-If it was just 2 years, then there must have been quite a disparity for those 2 years. Again, someone investing in this way should be aware of those occasional events and not freak out when they happen.
Your advice seems very sensible, but it's actually backwards and misguided. There was
nothing to freak out about. There was a very rare divergence between the Mids and Large Caps in the last 2 years of the 90's, but both were still going
up during that time. Newbies weren't freaking out and selling either index.
This weird discrepancy in the long(
almost any)-term tight correlation was because the Large Caps bubbled, then popped in the
worst crash any one of us probably ever saw.
So, it was the Large Caps that went bonkers, not the Mids. The 2000's are called the 'lost decade' in investing, but they weren't 'lost' for the Mids -nor were the 90's, 80's, 70's, etc.
I'm claiming now that a Mid Index is straight-up safer/less risky, makes more $, AND doesn't require any special advice other than
exactly the same thing that you'd tell anyone in the Total Market Index.
I think that's the one point we don't agree on. And I could be wrong. I want to be corrected if I am.
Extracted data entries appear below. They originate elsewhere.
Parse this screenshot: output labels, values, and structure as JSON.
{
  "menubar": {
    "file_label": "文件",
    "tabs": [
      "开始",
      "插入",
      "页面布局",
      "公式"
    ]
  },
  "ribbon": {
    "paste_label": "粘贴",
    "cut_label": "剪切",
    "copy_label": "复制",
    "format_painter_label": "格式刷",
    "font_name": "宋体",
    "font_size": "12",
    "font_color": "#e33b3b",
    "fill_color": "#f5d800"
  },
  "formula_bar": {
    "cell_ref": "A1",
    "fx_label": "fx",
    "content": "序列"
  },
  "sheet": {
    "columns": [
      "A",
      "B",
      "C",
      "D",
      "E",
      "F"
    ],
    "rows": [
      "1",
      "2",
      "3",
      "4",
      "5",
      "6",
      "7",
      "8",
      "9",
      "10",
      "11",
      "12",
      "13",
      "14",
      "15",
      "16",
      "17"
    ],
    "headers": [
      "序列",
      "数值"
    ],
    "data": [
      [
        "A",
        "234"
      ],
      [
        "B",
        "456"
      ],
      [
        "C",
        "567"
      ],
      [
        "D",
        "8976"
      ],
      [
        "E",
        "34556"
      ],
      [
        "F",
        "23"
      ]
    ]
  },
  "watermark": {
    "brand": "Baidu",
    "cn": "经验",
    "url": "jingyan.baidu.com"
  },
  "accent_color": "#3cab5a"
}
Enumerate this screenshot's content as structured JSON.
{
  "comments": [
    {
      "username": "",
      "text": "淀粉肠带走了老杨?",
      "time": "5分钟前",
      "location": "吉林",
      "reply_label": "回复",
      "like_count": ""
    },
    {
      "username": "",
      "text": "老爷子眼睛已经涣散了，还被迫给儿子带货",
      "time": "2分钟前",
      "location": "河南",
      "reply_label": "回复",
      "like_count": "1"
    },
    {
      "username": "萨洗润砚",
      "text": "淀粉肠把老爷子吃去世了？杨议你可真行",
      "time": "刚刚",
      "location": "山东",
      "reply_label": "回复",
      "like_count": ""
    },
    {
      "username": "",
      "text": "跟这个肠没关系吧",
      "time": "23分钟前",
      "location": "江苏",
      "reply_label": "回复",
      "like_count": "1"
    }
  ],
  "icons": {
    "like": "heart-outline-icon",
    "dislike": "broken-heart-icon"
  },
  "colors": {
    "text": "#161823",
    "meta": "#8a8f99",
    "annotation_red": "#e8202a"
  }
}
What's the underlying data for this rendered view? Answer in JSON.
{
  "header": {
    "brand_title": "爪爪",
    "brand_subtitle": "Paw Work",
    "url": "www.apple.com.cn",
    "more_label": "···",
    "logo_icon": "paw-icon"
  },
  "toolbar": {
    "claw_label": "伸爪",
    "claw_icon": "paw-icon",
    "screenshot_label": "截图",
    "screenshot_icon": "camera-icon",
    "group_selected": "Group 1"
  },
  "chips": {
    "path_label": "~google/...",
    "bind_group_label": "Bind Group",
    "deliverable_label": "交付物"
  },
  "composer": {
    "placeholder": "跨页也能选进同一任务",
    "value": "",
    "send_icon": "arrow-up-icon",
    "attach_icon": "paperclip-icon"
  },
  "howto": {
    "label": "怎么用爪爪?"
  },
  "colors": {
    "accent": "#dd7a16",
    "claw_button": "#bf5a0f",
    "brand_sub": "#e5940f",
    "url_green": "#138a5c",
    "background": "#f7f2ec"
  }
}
No one else here advocates for Mids as their core (or only) holding like they do with the Total Market (as far as I've ever seen).
Lack of diversification seems like the strongest argument against a Mid Index (usually ~400 or so companies), but most of us here (including me) consider the Total Market and the 500 Index to be 99% interchangeable, so having WAY less than the thousands of companies in the Total Market obviously isn't an inherent problem.